Several limitations which are inherent to the retrospective nature of this study exist. Given the retrospective design, there are likely unmeasured confounding factors relating to our observations on FC. While the NCDB is a robust database, missing information and potential errors exist. However, the NCDB contains 80% of incident breast cancer cases in the United States and the Commission on Cancer performs regular audits of reporting facilities for data quality assurance” [24, 34]. Specific to the breast cancer population, fine details pertaining to clinical data including patient risk factors, presenting symptoms, methods of diagnosis, referral patterns, and follow-up care structure are not captured in the NCDB. Geographical data (i.e., travel distance, residential grouping) was not included in this study yet may be a confounding factor as this has been associated with FC, as mentioned in the discussion. Furthermore, we excluded all neoadjuvant therapy recipients: whether our findings are applicable to patients requiring neoadjuvant systemic treatment cannot be determined. Our study utilized NCDB data ranging from years 2004–2020. Multimodal treatments and the delivery of health care services have changed dramatically over this period and temporal changes were not addressed. This time period also included the first year of the COVID-19 pandemic, during which NCDB data were disrupted [35]. Therefore, results from year 2020 must be carefully interpreted and it is possible breast cancer cases were underreported during this time. While observed small percentage point differentials between cohorts were statistically significant, these findings may not be clinically significant. Access to NCDB data lags real time reporting of cases by tumor registrars, as updates to cases diagnosed in the prior months can be submitted later and participant user files are released in subsequent years [36]. Finally, as NCDB data are derived from CoC accredited institutions, breast cancer patients treated in facilities not accredited by the CoC lack visibility in this study. Patients at the extremes of age, those of Hispanic, Black, Asian or Pacific Islander, American Indian or Alaskan Native race and ethnicity are therefore underrepresented in the NCDB.

Conclusion

As centralization of cancer care has been a focus in recent years, FC-related outcomes have emerged as an area of interest. This large, retrospective NCDB analysis on fragmentation of care in patients with stage I-III breast cancer contributes to the existing literature and further characterizes the impact of FC on this subgroup of patients.

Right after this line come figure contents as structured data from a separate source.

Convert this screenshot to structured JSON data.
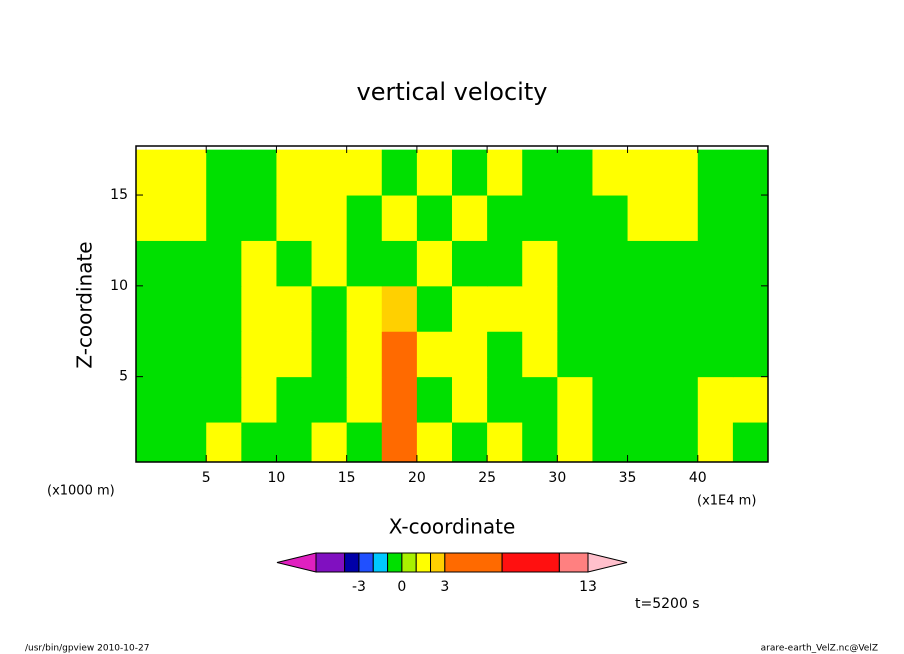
{
  "chart_data": {
    "type": "contourf",
    "title": "vertical velocity",
    "xlabel": "X-coordinate",
    "ylabel": "Z-coordinate",
    "xunit": "(x1E4 m)",
    "yunit": "(x1000 m)",
    "time_label": "t=5200 s",
    "footer_left": "/usr/bin/gpview  2010-10-27",
    "footer_right": "arare-earth_VelZ.nc@VelZ",
    "xlim": [
      0,
      45
    ],
    "ylim": [
      0.3,
      17.7
    ],
    "xticks": [
      5,
      10,
      15,
      20,
      25,
      30,
      35,
      40
    ],
    "yticks": [
      5,
      10,
      15
    ],
    "x": [
      1.25,
      3.75,
      6.25,
      8.75,
      11.25,
      13.75,
      16.25,
      18.75,
      21.25,
      23.75,
      26.25,
      28.75,
      31.25,
      33.75,
      36.25,
      38.75,
      41.25,
      43.75
    ],
    "y": [
      1.25,
      3.75,
      6.25,
      8.75,
      11.25,
      13.75,
      16.25
    ],
    "z": [
      [
        -0.5,
        -0.5,
        1.5,
        -0.5,
        -0.5,
        1.5,
        -0.5,
        5,
        1.5,
        -0.5,
        1.5,
        -0.5,
        1.5,
        -0.5,
        -0.5,
        -0.5,
        1.5,
        -0.5
      ],
      [
        -0.5,
        -0.5,
        -0.5,
        1.5,
        -0.5,
        -0.5,
        1.5,
        5,
        -0.5,
        1.5,
        -0.5,
        -0.5,
        1.5,
        -0.5,
        -0.5,
        -0.5,
        1.5,
        1.5
      ],
      [
        -0.5,
        -0.5,
        -0.5,
        1.5,
        1.5,
        -0.5,
        1.5,
        5,
        1.5,
        1.5,
        -0.5,
        1.5,
        -0.5,
        -0.5,
        -0.5,
        -0.5,
        -0.5,
        -0.5
      ],
      [
        -0.5,
        -0.5,
        -0.5,
        1.5,
        1.5,
        -0.5,
        1.5,
        2.5,
        -0.5,
        1.5,
        1.5,
        1.5,
        -0.5,
        -0.5,
        -0.5,
        -0.5,
        -0.5,
        -0.5
      ],
      [
        -0.5,
        -0.5,
        -0.5,
        1.5,
        -0.5,
        1.5,
        -0.5,
        -0.5,
        1.5,
        -0.5,
        -0.5,
        1.5,
        -0.5,
        -0.5,
        -0.5,
        -0.5,
        -0.5,
        -0.5
      ],
      [
        1.5,
        1.5,
        -0.5,
        -0.5,
        1.5,
        1.5,
        -0.5,
        1.5,
        -0.5,
        1.5,
        -0.5,
        -0.5,
        -0.5,
        -0.5,
        1.5,
        1.5,
        -0.5,
        -0.5
      ],
      [
        1.5,
        1.5,
        -0.5,
        -0.5,
        1.5,
        1.5,
        1.5,
        -0.5,
        1.5,
        -0.5,
        1.5,
        -0.5,
        -0.5,
        1.5,
        1.5,
        1.5,
        -0.5,
        -0.5
      ]
    ],
    "levels": [
      -6,
      -4,
      -3,
      -2,
      -1,
      0,
      1,
      2,
      3,
      7,
      11,
      13
    ],
    "level_ticks": [
      -3,
      0,
      3,
      13
    ],
    "colors": [
      "#e020c0",
      "#8010c0",
      "#0000a8",
      "#2050ff",
      "#00c8ff",
      "#00e000",
      "#a8f000",
      "#ffff00",
      "#ffd000",
      "#ff6a00",
      "#ff1010",
      "#ff8080",
      "#ffc0cc"
    ]
  }
}
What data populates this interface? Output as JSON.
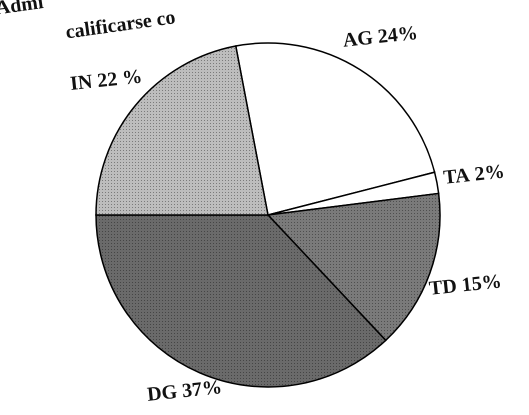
{
  "chart_data": {
    "type": "pie",
    "title": [
      "Admi",
      "calificarse co"
    ],
    "categories": [
      "AG",
      "TA",
      "TD",
      "DG",
      "IN"
    ],
    "values": [
      24,
      2,
      15,
      37,
      22
    ],
    "value_labels": [
      "24%",
      "2%",
      "15%",
      "37%",
      "22 %"
    ],
    "colors": [
      "#ffffff",
      "#ffffff",
      "#7a7a7a",
      "#6a6a6a",
      "#bdbdbd"
    ]
  }
}
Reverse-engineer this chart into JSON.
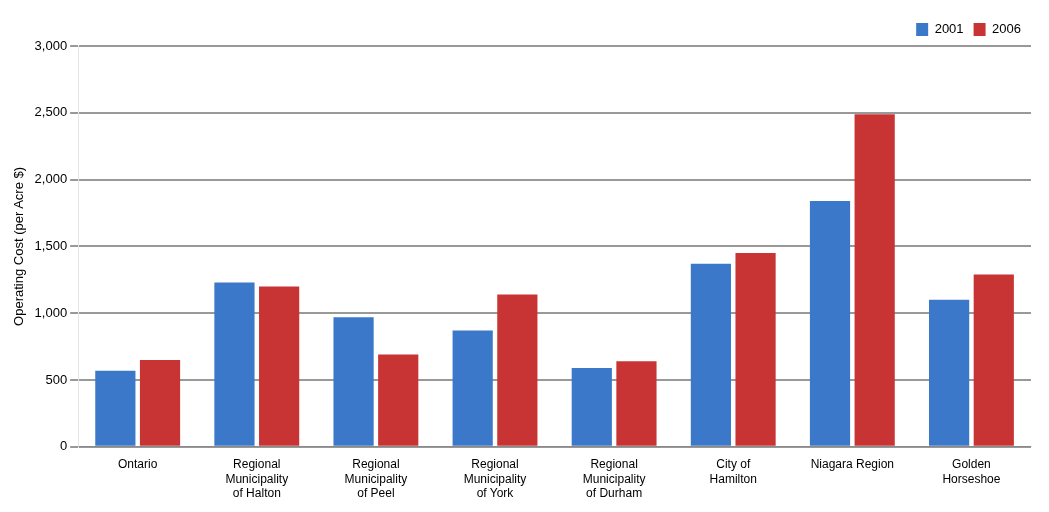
{
  "chart_data": {
    "type": "bar",
    "ylabel": "Operating Cost (per Acre $)",
    "categories": [
      "Ontario",
      "Regional Municipality of Halton",
      "Regional Municipality of Peel",
      "Regional Municipality of York",
      "Regional Municipality of Durham",
      "City of Hamilton",
      "Niagara Region",
      "Golden Horseshoe"
    ],
    "series": [
      {
        "name": "2001",
        "color": "#3b78c9",
        "values": [
          570,
          1230,
          970,
          870,
          590,
          1370,
          1840,
          1100
        ]
      },
      {
        "name": "2006",
        "color": "#c83434",
        "values": [
          650,
          1200,
          690,
          1140,
          640,
          1450,
          2490,
          1290
        ]
      }
    ],
    "ylim": [
      0,
      3000
    ],
    "yticks": [
      {
        "value": 0,
        "label": "0"
      },
      {
        "value": 500,
        "label": "500"
      },
      {
        "value": 1000,
        "label": "1,000"
      },
      {
        "value": 1500,
        "label": "1,500"
      },
      {
        "value": 2000,
        "label": "2,000"
      },
      {
        "value": 2500,
        "label": "2,500"
      },
      {
        "value": 3000,
        "label": "3,000"
      }
    ],
    "grid": "y",
    "legend": "top right"
  }
}
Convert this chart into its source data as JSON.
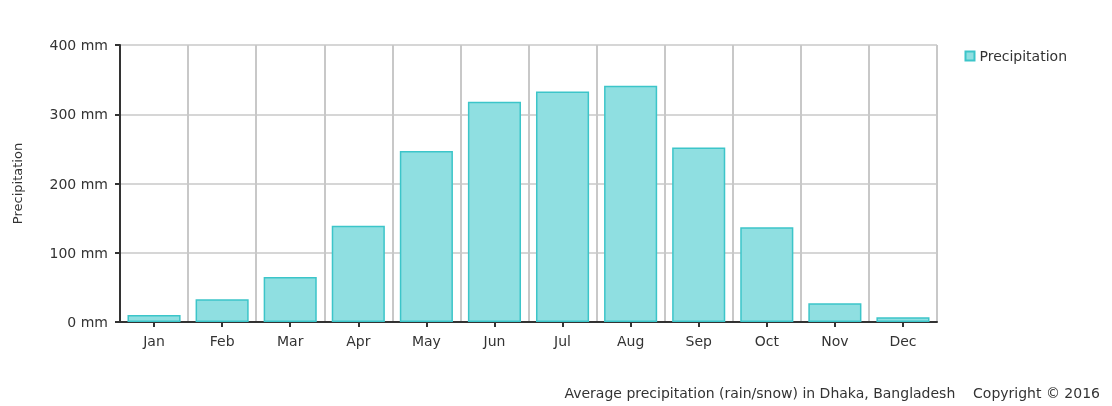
{
  "chart_data": {
    "type": "bar",
    "ylabel": "Precipitation",
    "categories": [
      "Jan",
      "Feb",
      "Mar",
      "Apr",
      "May",
      "Jun",
      "Jul",
      "Aug",
      "Sep",
      "Oct",
      "Nov",
      "Dec"
    ],
    "series": [
      {
        "name": "Precipitation",
        "color": "#8fdfe1",
        "values": [
          10,
          33,
          65,
          139,
          247,
          318,
          333,
          341,
          252,
          137,
          27,
          7
        ]
      }
    ],
    "ylim": [
      0,
      400
    ],
    "yticks": [
      {
        "value": 0,
        "label": "0 mm"
      },
      {
        "value": 100,
        "label": "100 mm"
      },
      {
        "value": 200,
        "label": "200 mm"
      },
      {
        "value": 300,
        "label": "300 mm"
      },
      {
        "value": 400,
        "label": "400 mm"
      }
    ],
    "grid": true,
    "legend": "top right",
    "annotations": [
      "Average precipitation (rain/snow) in Dhaka, Bangladesh",
      "Copyright © 2016"
    ]
  }
}
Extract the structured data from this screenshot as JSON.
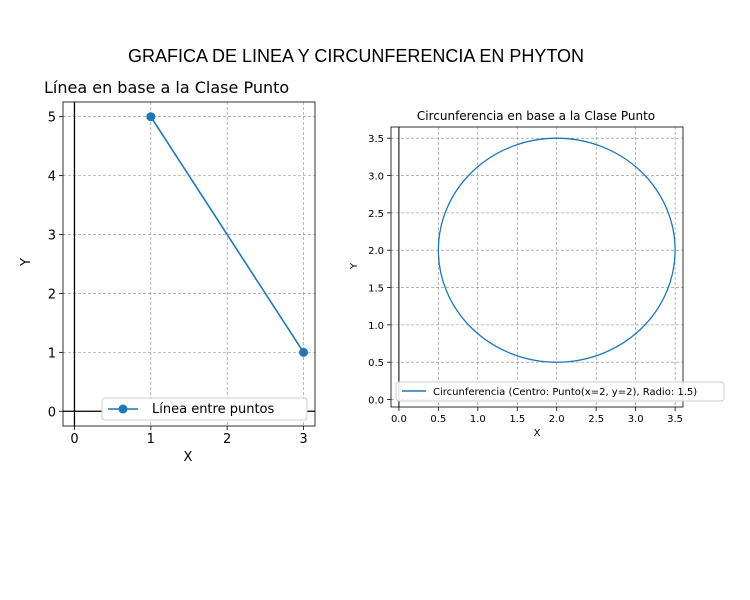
{
  "figure": {
    "title": "GRAFICA DE LINEA Y CIRCUNFERENCIA EN PHYTON"
  },
  "chart_data": [
    {
      "type": "line",
      "title": "Línea en base a la Clase Punto",
      "xlabel": "X",
      "ylabel": "Y",
      "xlim": [
        -0.15,
        3.15
      ],
      "ylim": [
        -0.25,
        5.25
      ],
      "xticks": [
        "0",
        "1",
        "2",
        "3"
      ],
      "yticks": [
        "0",
        "1",
        "2",
        "3",
        "4",
        "5"
      ],
      "grid": true,
      "legend_position": "lower-right",
      "series": [
        {
          "name": "Línea entre puntos",
          "color": "#1f77b4",
          "marker": "circle",
          "x": [
            1,
            3
          ],
          "y": [
            5,
            1
          ]
        }
      ]
    },
    {
      "type": "line",
      "title": "Circunferencia en base a la Clase Punto",
      "xlabel": "X",
      "ylabel": "Y",
      "xlim": [
        -0.1,
        3.6
      ],
      "ylim": [
        -0.1,
        3.65
      ],
      "xticks": [
        "0.0",
        "0.5",
        "1.0",
        "1.5",
        "2.0",
        "2.5",
        "3.0",
        "3.5"
      ],
      "yticks": [
        "0.0",
        "0.5",
        "1.0",
        "1.5",
        "2.0",
        "2.5",
        "3.0",
        "3.5"
      ],
      "grid": true,
      "legend_position": "lower-center",
      "series": [
        {
          "name": "Circunferencia (Centro: Punto(x=2, y=2), Radio: 1.5)",
          "color": "#1f77b4",
          "shape": "circle",
          "center": [
            2,
            2
          ],
          "radius": 1.5
        }
      ]
    }
  ]
}
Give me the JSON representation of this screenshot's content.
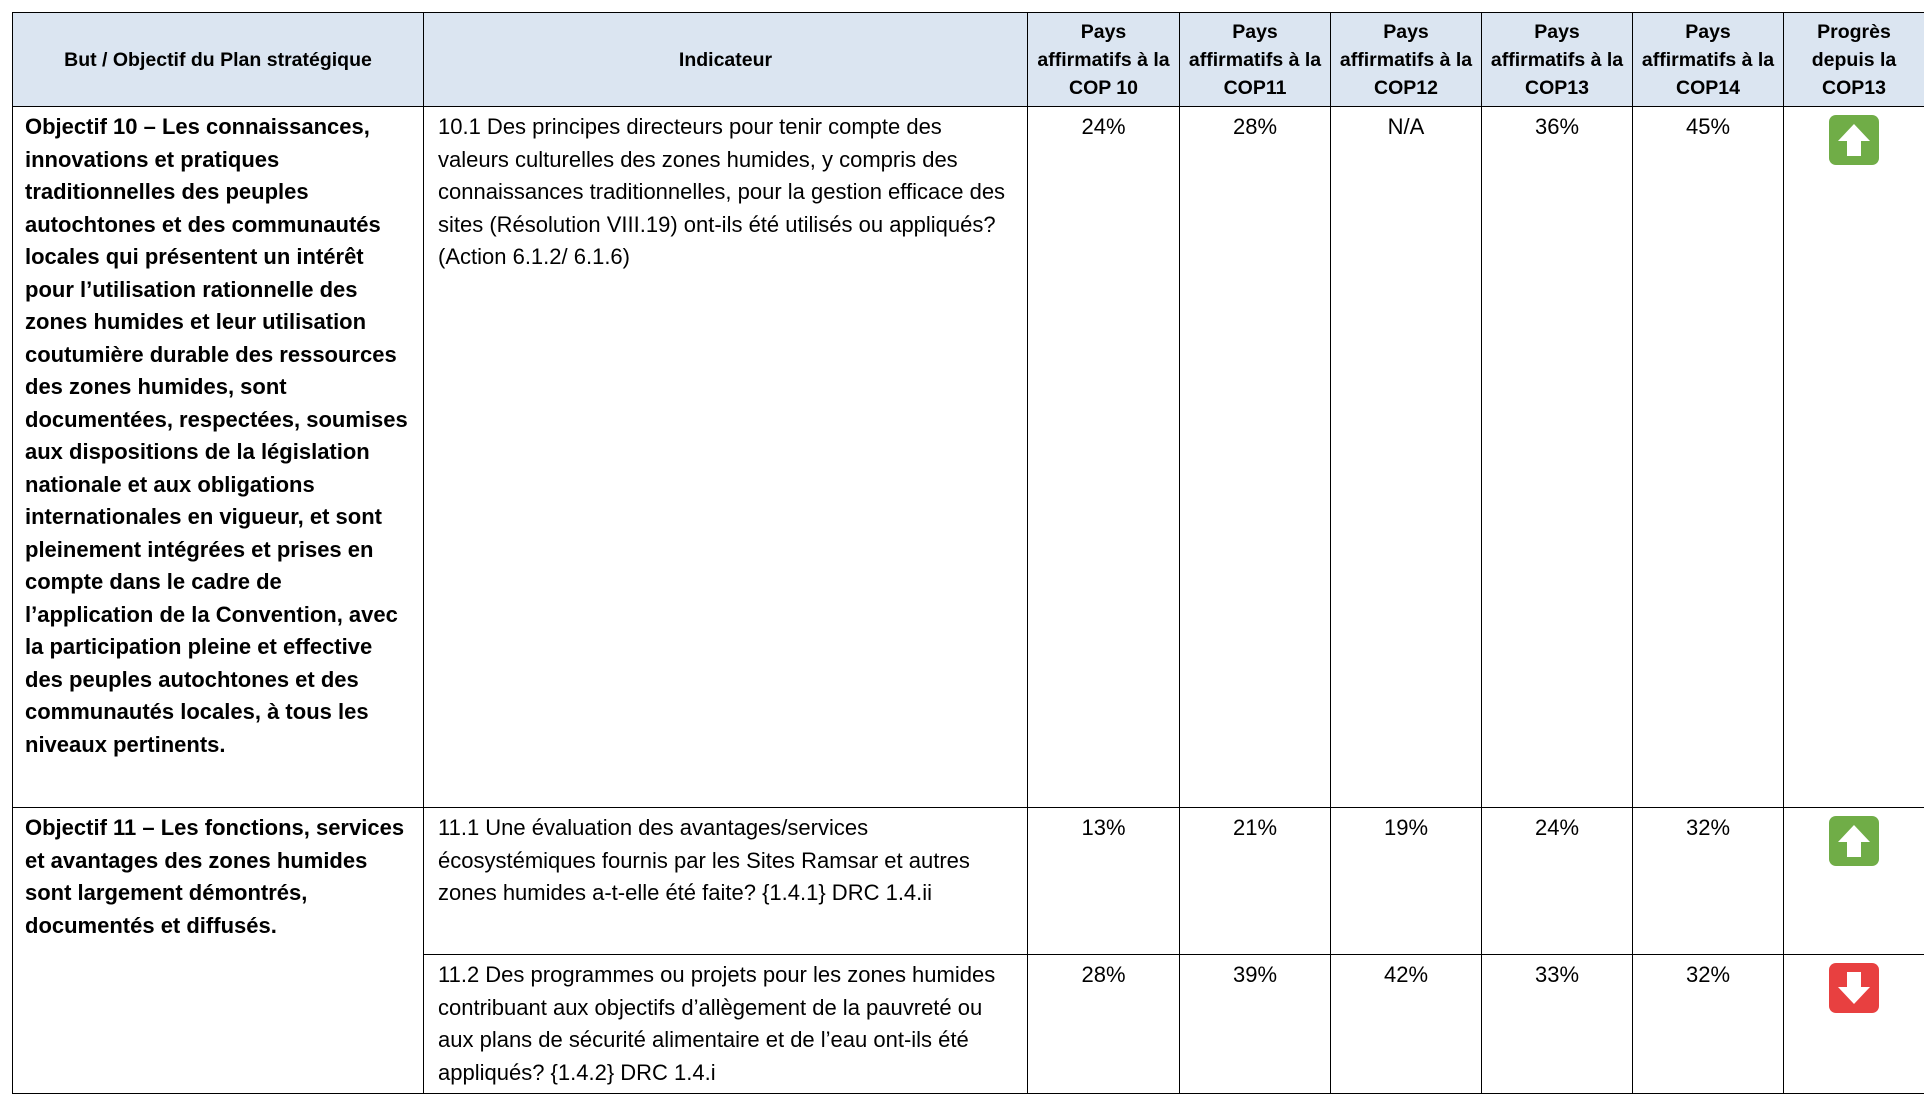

Although FC was associated with treatment delay, mortality benefit was also observed. While there are well recognized disparities associated with FC in many cancer types, within the breast cancer patient population, the distinction should be made between what FC is, and what it is not. FC is not necessarily the absence of quality care; rather, it likely encompasses a number of benefits related to multimodal and multispecialty approaches to cancer care and guideline-concordant treatment. Further investigation is warranted to delineate these effects, particularly by facility type. In conclusion, we endorse reframing the phrase “fragmentation of care” to a more unbiased term such as “multi-institutional care”, as denoted in some studies [21], to encompass the broader scope of this type of care delivery.